Tasmin Lucia-Khan (born 18 July 1980) is a British film producer, television personality, news anchor and entrepreneur. In the UK, she is most known for being the face of BBC Three 60 Seconds, hosting E24 on BBC News, and fronting the morning news for ITV Breakfast show Daybreak. She was appointed CEO of Hollywood film company WR Entertainment in 2016 and subsequently took the company public on the Oslo Stock Exchange Merkur Market.

==Early life==
Born Farhana Tasmin Lucia-Khan in London, she is of Bengali descent. Khan graduated from the University of Oxford with an Honours degree in politics, philosophy and economics.

==Media career==
In 1999, Khan started her career at Zee TV Network as an entertainment presenter and news reporter. She then hosted her own talk show interviewing celebrities from music and film, sports and politics. In 2001, she interviewed Bill Clinton a few months after he completed his second term as President of the United States.

She worked as a radio presenter for the BBC Asian Network, covering programmes like the Breakfast Show, Drive Time and The Album Chart.

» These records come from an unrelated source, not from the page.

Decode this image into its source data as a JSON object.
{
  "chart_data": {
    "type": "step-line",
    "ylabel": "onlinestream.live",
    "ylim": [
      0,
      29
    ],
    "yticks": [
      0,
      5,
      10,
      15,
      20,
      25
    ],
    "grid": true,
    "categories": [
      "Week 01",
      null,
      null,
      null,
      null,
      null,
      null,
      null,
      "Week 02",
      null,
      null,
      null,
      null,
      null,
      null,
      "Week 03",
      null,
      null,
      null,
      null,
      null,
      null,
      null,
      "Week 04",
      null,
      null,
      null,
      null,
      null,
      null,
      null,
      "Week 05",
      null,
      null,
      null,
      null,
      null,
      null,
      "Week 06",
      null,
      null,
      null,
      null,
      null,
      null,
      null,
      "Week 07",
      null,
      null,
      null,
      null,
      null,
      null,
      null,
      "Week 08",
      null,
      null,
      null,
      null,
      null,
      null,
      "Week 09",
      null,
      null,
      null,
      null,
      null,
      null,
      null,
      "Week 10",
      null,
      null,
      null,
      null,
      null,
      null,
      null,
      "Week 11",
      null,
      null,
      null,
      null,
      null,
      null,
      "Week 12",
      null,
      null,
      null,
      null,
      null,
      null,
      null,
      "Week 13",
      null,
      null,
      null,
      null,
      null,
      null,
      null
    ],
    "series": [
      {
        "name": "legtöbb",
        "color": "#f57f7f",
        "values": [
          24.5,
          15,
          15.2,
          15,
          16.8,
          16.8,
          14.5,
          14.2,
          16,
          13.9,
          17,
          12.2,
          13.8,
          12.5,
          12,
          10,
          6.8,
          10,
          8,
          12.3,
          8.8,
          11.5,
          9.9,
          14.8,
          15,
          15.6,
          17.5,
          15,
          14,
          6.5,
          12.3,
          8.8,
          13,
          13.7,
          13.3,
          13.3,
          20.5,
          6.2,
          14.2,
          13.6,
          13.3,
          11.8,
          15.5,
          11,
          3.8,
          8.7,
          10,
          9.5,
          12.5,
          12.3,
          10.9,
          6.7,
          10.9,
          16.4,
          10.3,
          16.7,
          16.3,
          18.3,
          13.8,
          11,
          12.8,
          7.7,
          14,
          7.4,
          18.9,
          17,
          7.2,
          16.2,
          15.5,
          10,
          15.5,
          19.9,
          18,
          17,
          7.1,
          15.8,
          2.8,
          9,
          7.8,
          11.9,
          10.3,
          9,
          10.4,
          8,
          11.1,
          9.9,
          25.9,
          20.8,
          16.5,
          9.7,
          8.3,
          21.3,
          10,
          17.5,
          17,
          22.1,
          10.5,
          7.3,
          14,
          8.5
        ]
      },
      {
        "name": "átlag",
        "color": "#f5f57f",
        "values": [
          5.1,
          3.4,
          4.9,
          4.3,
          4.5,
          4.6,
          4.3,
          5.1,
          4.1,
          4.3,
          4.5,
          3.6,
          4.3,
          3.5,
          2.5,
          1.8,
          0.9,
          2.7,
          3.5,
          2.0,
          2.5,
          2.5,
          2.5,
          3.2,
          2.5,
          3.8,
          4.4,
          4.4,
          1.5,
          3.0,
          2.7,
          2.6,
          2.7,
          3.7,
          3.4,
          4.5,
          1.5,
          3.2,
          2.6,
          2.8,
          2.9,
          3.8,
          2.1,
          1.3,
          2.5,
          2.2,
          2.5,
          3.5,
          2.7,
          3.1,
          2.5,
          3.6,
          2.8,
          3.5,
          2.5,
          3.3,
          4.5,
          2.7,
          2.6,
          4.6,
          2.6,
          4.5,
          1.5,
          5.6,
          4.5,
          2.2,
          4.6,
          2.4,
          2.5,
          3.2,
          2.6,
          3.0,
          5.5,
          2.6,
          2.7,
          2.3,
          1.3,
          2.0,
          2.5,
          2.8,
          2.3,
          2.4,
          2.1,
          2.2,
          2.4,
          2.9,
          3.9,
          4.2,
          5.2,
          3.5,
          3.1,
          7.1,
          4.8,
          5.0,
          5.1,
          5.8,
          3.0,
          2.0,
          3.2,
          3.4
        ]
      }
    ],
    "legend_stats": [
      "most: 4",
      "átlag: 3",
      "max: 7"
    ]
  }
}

She was on air when news of the Indian Ocean earthquake and tsunami broke on Boxing Day in December 2004.

She then worked for PTV Prime as London correspondent where she reported the UK's big news stories to a worldwide audience including the 7 July 2005 London bombings and the Ipswich serial murders in 2006.

Having produced and hosted her own sports show on Channel 5 for three years, she then landed the opportunity to present on BBC News and BBC Three. One of her mentors was Kevin Bakhurst who was the Editor of the Ten O’Clock News on BBC, and moved on to be the Controller of BBC News. Bakhurst and Danny Cohen, then controller of BBC Three, offered her the job to be the face of the news bulletins on 60 Seconds on BBC Three, and be lead anchor of E24 on BBC News.

On 6 September 2010, she joined the ITV Breakfast programme Daybreak after being headhunted from the BBC to be the sole news anchor covering all major world news stories as well as domestic, political and economic stories from the UK. She led the news teams through the 2011 London Riots, the uprisings in Egypt, Libya and Syria, and broke the news of the death of Osama bin Laden.

She left ITV News and morning TV in 2012 to pursue other opportunities in America after 15 years on UK television. From 2013 onwards, she was on US television as NBC Extra's 'Special Correspondent' conducting celebrity interviews, and both entertainment and news stories ranging from the birth of the royal babies in the UK to red carpet coverage of major film premieres.

In January 2016, she was appointed CEO of Film company WR Entertainment, a publicly traded company that had acquired the motion-picture rights to all 83 books in the Morgan Kane best selling book series which had sold over 20 million copies worldwide. In April 2016, she raised $3.5 million in working capital for the film company from the likes of Norwegian billionaires Bjørn Kjos and Arne Blystad. The first movie from the Morgan Kane film franchise was planned to start filming in 2016, but no news of any production dates has been announced yet.

==Other activities==
Khan hosted the 2010 Commonwealth Games 'Queens Baton Relay' at Buckingham Palace, alongside Queen Elizabeth II and the President of India, to launch the baton on its journey to Delhi for the 2010 Games.

She has hosted the annual BCA Gala Awards ceremony every year from 2007 to 2015, and the Scottish Asian Business Awards in Glasgow in 2008 and 2009.

In May and June 2009, she was part of a delegation to Bangladesh, organised by the British Government's Foreign Office as part of their Counter Terrorism strategy.

==Personal life==
Khan now lives in Los Angeles, United States. She is married to cardiologist Dr Junaid Zaman.